Una delle [tante] altre risposte a tutto questo è la più geniale (diciamo così) di tutte, quella che sta facendo riemergere la questione antifascista agli (orrori) delle cronache politiche quotidiane: essere antieuropeista si tradurrebbe, agli orecchi di chi ascolta o agli occhi di chi legge, immediatamente, in un velato sostegno a formazioni neofasciste. Un sostegno anche inconscio e inconsapevole che prima o poi, riemergerà con tutta la sua forza. L’antifascismo che sta emergendo in questa fase politica rappresenta una formazione di facciata di fronte al giornalismo d’accatto e parimenti uno scalpo da ostentare nei confronti della dilaniata opinione pubblica italiana. Dichiararsi antifascisti perché (ormai l’adagio è passato) in Europa dopo la guerra ci sono stati 70 anni di pace rappresenta, in sé, una bella [e grossa] bugia. Prima di tutto perché la guerra c’è, c’è stata ed è tuttora alle nostre porte: Jugoslavia e Ucraina, tanto per citarne solo due, non sono territori remoti. Senza contare di tutte le missioni militari che – ad esempio l’Italia – i paesi Nato promuovono: Afghanistan, Iraq, Libano, Niger e la lista è molto lunga.
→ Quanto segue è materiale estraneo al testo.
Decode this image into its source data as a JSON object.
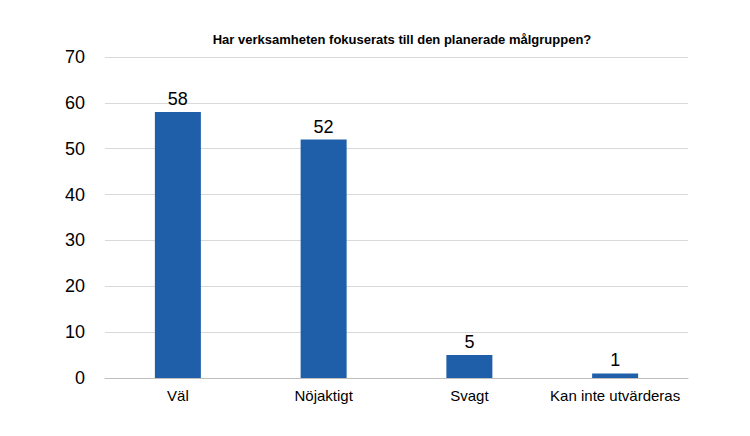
{
  "chart_data": {
    "type": "bar",
    "title": "Har verksamheten fokuserats till den planerade målgruppen?",
    "categories": [
      "Väl",
      "Nöjaktigt",
      "Svagt",
      "Kan inte utvärderas"
    ],
    "values": [
      58,
      52,
      5,
      1
    ],
    "color": "#1f5faa",
    "ylim": [
      0,
      70
    ],
    "yticks": [
      0,
      10,
      20,
      30,
      40,
      50,
      60,
      70
    ],
    "grid": true,
    "data_labels": true
  }
}
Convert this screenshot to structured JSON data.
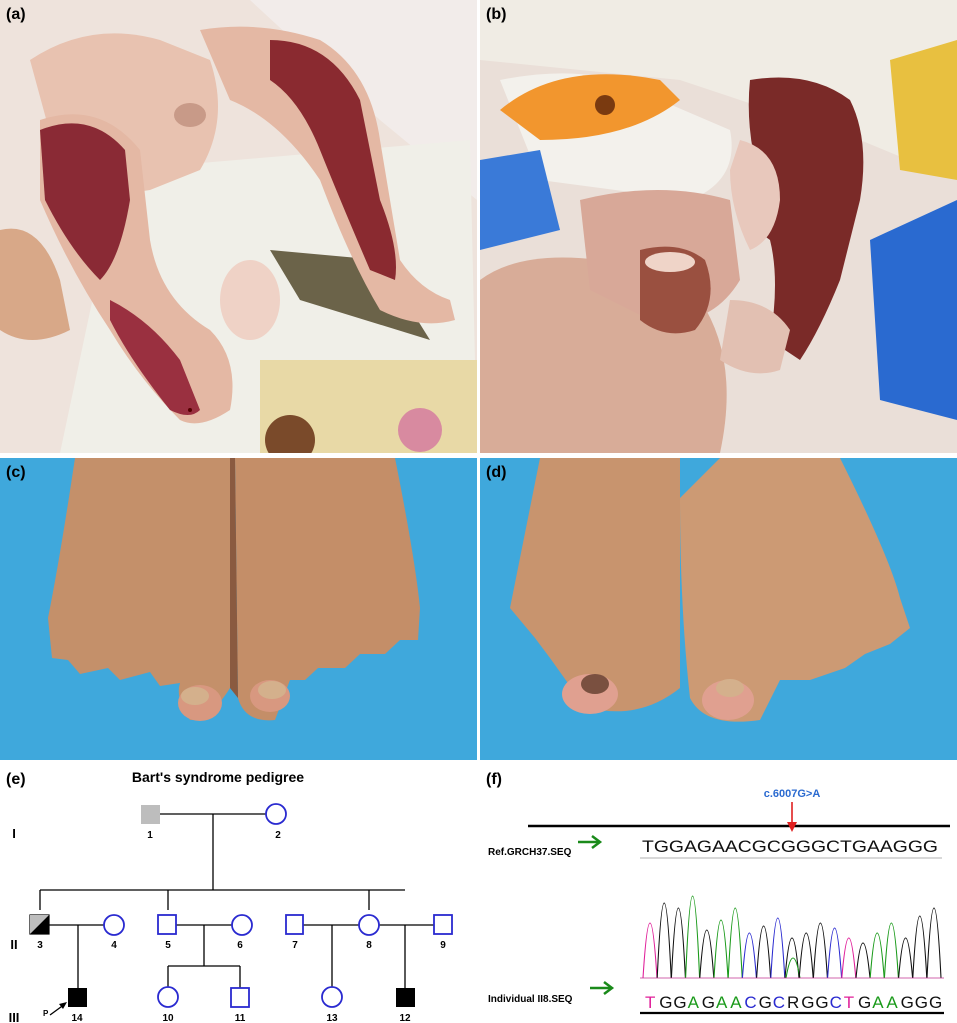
{
  "panels": {
    "a": {
      "label": "(a)"
    },
    "b": {
      "label": "(b)"
    },
    "c": {
      "label": "(c)"
    },
    "d": {
      "label": "(d)"
    },
    "e": {
      "label": "(e)"
    },
    "f": {
      "label": "(f)"
    }
  },
  "pedigree": {
    "title": "Bart's syndrome pedigree",
    "generations": [
      "I",
      "II",
      "III"
    ],
    "individuals": {
      "i1": "1",
      "i2": "2",
      "i3": "3",
      "i4": "4",
      "i5": "5",
      "i6": "6",
      "i7": "7",
      "i8": "8",
      "i9": "9",
      "i14": "14",
      "i10": "10",
      "i11": "11",
      "i13": "13",
      "i12": "12"
    },
    "proband_marker": "P"
  },
  "sequence": {
    "mutation": "c.6007G>A",
    "ref_label": "Ref.GRCH37.SEQ",
    "ref_seq": "TGGAGAACGCGGGCTGAAGGG",
    "ind_label": "Individual II8.SEQ",
    "ind_seq": "TGGAGAACGCRGGCTGAAGGG",
    "colors": {
      "A": "#1a9a1a",
      "C": "#2a2ad0",
      "G": "#111111",
      "T": "#e0209a",
      "R": "#111111",
      "arrow": "#e02020",
      "green_arrow": "#1a8a1a",
      "mutation_text": "#2a6ad0"
    }
  }
}
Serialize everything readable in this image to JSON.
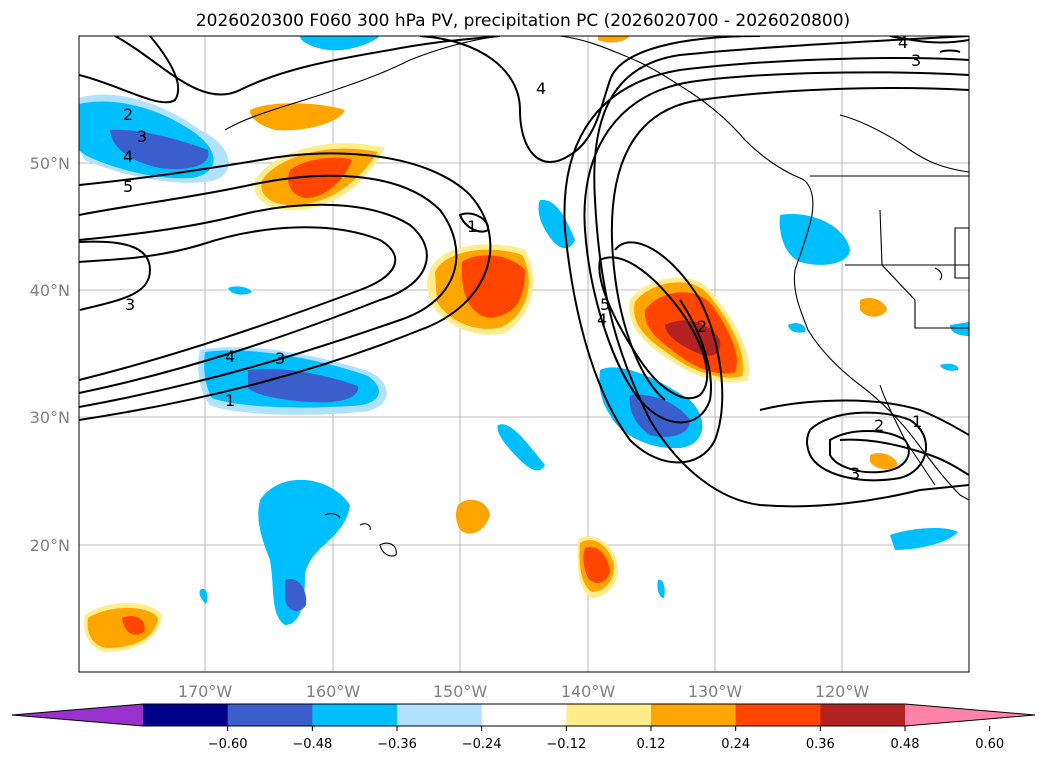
{
  "title": "2026020300 F060 300 hPa PV, precipitation PC (2026020700 - 2026020800)",
  "lon_labels": [
    "170°W",
    "160°W",
    "150°W",
    "140°W",
    "130°W",
    "120°W"
  ],
  "lat_labels": [
    "50°N",
    "40°N",
    "30°N",
    "20°N"
  ],
  "contour_labels": [
    "2",
    "3",
    "4",
    "5",
    "4",
    "3",
    "1",
    "3",
    "4",
    "1",
    "5",
    "4",
    "2",
    "4",
    "3",
    "2",
    "1",
    "3"
  ],
  "colorbar": {
    "ticks": [
      "−0.60",
      "−0.48",
      "−0.36",
      "−0.24",
      "−0.12",
      "0.12",
      "0.24",
      "0.36",
      "0.48",
      "0.60"
    ],
    "colors": [
      "#9932cc",
      "#00008b",
      "#3a5fcd",
      "#00bfff",
      "#b0e2ff",
      "#ffffff",
      "#ffec8b",
      "#ffa500",
      "#ff4500",
      "#b22222",
      "#ff82ab"
    ]
  }
}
In secondo luogo perché l’antifascismo è, di per sé, un’azione politica (oserei dire un programma politico, dato che ha prodotto la Costituzione della Repubblica Italiana, prima che essa venisse modificata nel corso del Governo Monti) che prescinde dall’appoggiare sovrastrutture che nessuno ha eletto ma che, attraverso un auto-mandato, governano su quel che rimane degli stati nazionali: antifascismo è, necessariamente, anticapitalismo. Tertium non datur. Ecco, però, emergere un antifascismo in seno alle classi dominanti le quali, non riuscendo più a contenere gli istinti bestiali del liberismo, a seguito della globalizzazione post dissoluzione sovietica, fanno appello alle classi popolari e subalterne per poter creare una sorta di “fronte comune” contro la paura, la xenofobia, il razzismo, il fascismo. La socialdemocrazia europea, infatti, sta recitando questo copione da svariati anni e il sipario sta per calare su di essa. Il deputato umanista cileno Tomas Hirsch, a riguardo, ha dato una spiegazione magistrale del perché la socialdemocrazia è in crisi, tanto in America latina (in particolar modo nel suo paese), quanto in Europa:

«La socialdemocrazia sta scomparendo in Europa e sta scomparendo in America Latina per una ragione molto semplice: tra una brutta copia e l’originale, la gente ha preferito l’originale. […] Non è possibile cercare di “migliorare” il modello [neoliberista ndt], “umanizzarlo”, “ritoccarlo”: o sei per questo modello individualista, o sei per un cambiamento strutturale profondo della società che garantisca diritti alle persone. La socialdemocrazia non è né per uno, né per l’altro». 

E non è vero che non c’è alternativa. Solo, non se ne parla, si annichilisce, si osteggia aprioristicamente con il Tina, non ci viene mostrata, un po’ come per il Mito della caverna di Platone.